Check out my Instagram offerings while you wait : badmom + badmomtravels (and thanks for caring). 

Saturday, August 22, 2020

rituals for the new now

Every morning, my one-eyed cat Zelda climbs onto the bed purring fiercely and nudges her face against mine. For an hour we play a combative game: I pull her squishy body against me & try to sleep a bit more and she pretends to nuzzle while really seeking my bare skin to bite. I've thought this was about her hunger but no matter who feeds her, she only comes for me and my shoulder (or hand or arm, sometimes chin or eyebrow). I've decided Zelda, whom I named after the writer Fitzgerald, is my muse. A feisty, aggravating, literally biting muse but one that will get me out of bed and into daylight.

I like to think, especially when faced with this isolating crisis, that routines will bring me what I need - consistency, stability, predictability. But they can only do that if properly recognized and named for their intentions. For most of my almost-52 years I've tried to establish routines that will make me somehow Better; I've always been on the verge of being someone More Stylish, More Confident, More Fit, Cuter - An Artist, A Writer, Someone Who Can Follow A Basic Schedule. It has worked occasionally - I did graduate from high school and college and got married. I've also finally developed a sort-of system of trying to plan daily meals, though this is loosely defined and it always includes at least one night for takeout. But what was the real point of all that organized angst? 

I've been thinking that my approach to routines in daily life has been mostly seeing them as necessary but punitive tasks, and no one likes to constantly face punishment (conversations about BDSM aside). It might be more a matter of semantics but I'm starting to feel like if I call what I want to do with & for myself "rituals," I'll be more likely to embrace the changes. Already I light a candle at my desk when I'm serious about getting work done; I make sure my kettle is programmed before I go to bed because then I envision my morning reading & writing time without waiting for tea to brew; I ride my stationary bike less for the exercise and more for the joy of listening to podcasts + recording the distances in a weekly journal.

My August ritual used to be celebrating my birthday with something indulgent each day while also refocusing attention on school prep; for decades I have loved both things in a way that filled my being with joy & gratitude & a sense of purpose. That tilted a bit last year when I thought I was done with teaching, though I found a similar feeling in becoming a docent. I'm realizing that the New Now and absence of my former teacher/docent ritual has depleted me; it's become harder to embrace joy; I feel thankful for life only in a more general way, and my purpose seems nebulous. I've moved some things into the classroom I won't be able to use for at least a couple of months due to pandemic concerns and I have precarious stacks of history books around my house to read & use for lessons, yet everything still feels unmoored. I've been trying to establish routines for organizing but the world is in such a state that organization seems futile. 

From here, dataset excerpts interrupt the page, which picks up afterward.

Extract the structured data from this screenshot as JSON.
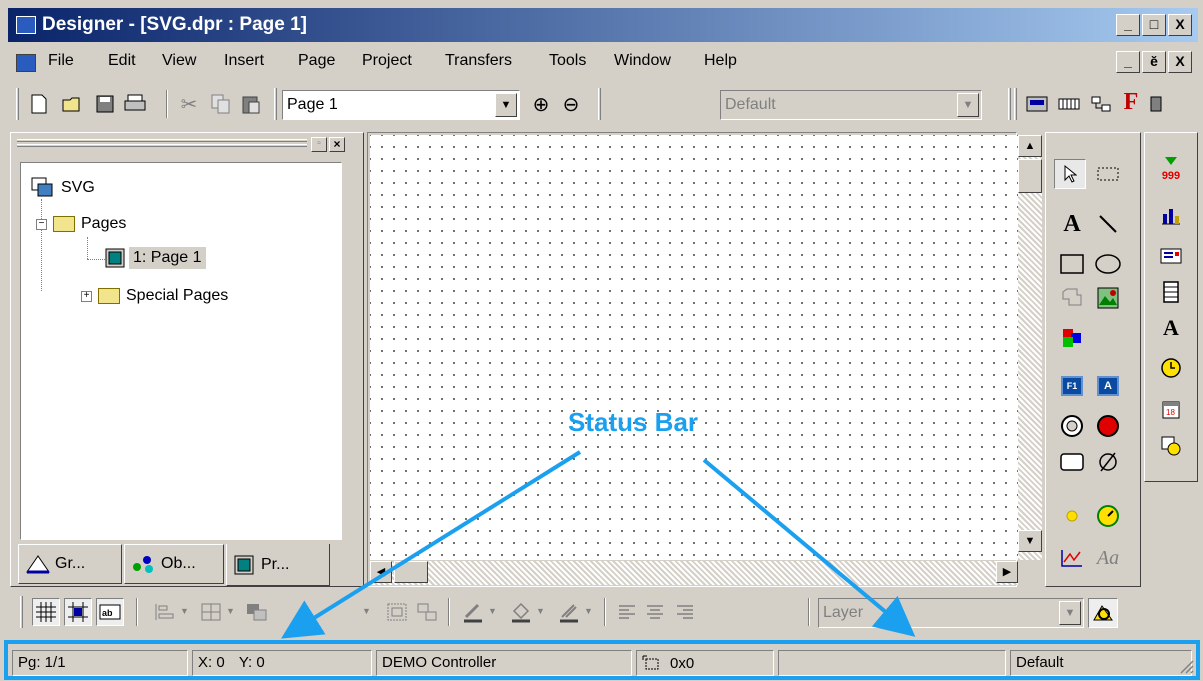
{
  "window": {
    "title": "Designer - [SVG.dpr : Page 1]",
    "caption_buttons": [
      "_",
      "□",
      "X"
    ],
    "child_buttons": [
      "_",
      "ĕ",
      "X"
    ]
  },
  "menu": [
    "File",
    "Edit",
    "View",
    "Insert",
    "Page",
    "Project",
    "Transfers",
    "Tools",
    "Window",
    "Help"
  ],
  "toolbar": {
    "page_combo": "Page 1",
    "style_combo": "Default",
    "zoom_in": "⊕",
    "zoom_out": "⊖",
    "f_icon": "F"
  },
  "tree": {
    "root": "SVG",
    "pages": "Pages",
    "page1": "1: Page 1",
    "special": "Special Pages"
  },
  "tabs": [
    "Gr...",
    "Ob...",
    "Pr..."
  ],
  "toolbox": {
    "text_tool": "A",
    "f1": "F1",
    "a_btn": "A",
    "aa": "Aa",
    "counter": "999",
    "font_tool": "A"
  },
  "bottombar": {
    "layer_combo": "Layer"
  },
  "annotation": "Status Bar",
  "status": {
    "page": "Pg: 1/1",
    "x": "X: 0",
    "y": "Y: 0",
    "controller": "DEMO Controller",
    "size": "0x0",
    "empty": "",
    "style": "Default"
  },
  "colors": {
    "annotation": "#1ba0f0",
    "title_start": "#0a246a",
    "title_end": "#a6caf0"
  }
}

I can't allow that feeling to linger though, because that would mean surrendering and a Leo/Virgo is nothing if not tenacious (see also: stubborn, obsessive, bossy, and/or controlling). 

So, I'll take Zelda's morning ritual with me as a call to rise and get back into this odd new world. 

Excuse the bite marks. 

 

Monday, June 22, 2020

compartmentalizing

I am nothing if not a supreme organizer, from my unending list-making to an unnatural love for bullet points. I like to think it's a simple sign of intelligence & efficiency but if I'm being honest, I'm pretty sure it comes from my desperate need to [pretend to] Control Things. At first glance over my life, it doesn't look like much was out of control - I only have 1 point for ACEs - but I've come to realize that even a single event in childhood can color the world going forward, and I have long had a stay-in-the-lines attitude that ended up being a hindrance, frankly; when getting hung up on How Things Look and How Things Should Be more than What Things Could Be, we miss a lot of exquisite little details. I still get hung up sometimes but I work harder at looking around corners and in the cracks, too. I'm working on crying out loud more, too, but in a controlled cute Rachel McAdams way as much as possible (it's never possible)

On that note, here's a thing I wrote from a series of observations I was making when trying not to directly look an uncontrollable thing in the eyes. 
_________________________________________________________

I Practice Believing My Son Has Cancer


I sit in the hospital room on a dumbly comfortable recliner,

consolation gift for the parent who finds herself

in a foul game of fighting

disease by picking poisons that might or might not make him sicker today or later, really

nobody knows.


Don’t worry.


I’m offered a discounted lunch delivered with his free meal,
cheer the salad with salmon and blackberries, as if I’ve won a significant award.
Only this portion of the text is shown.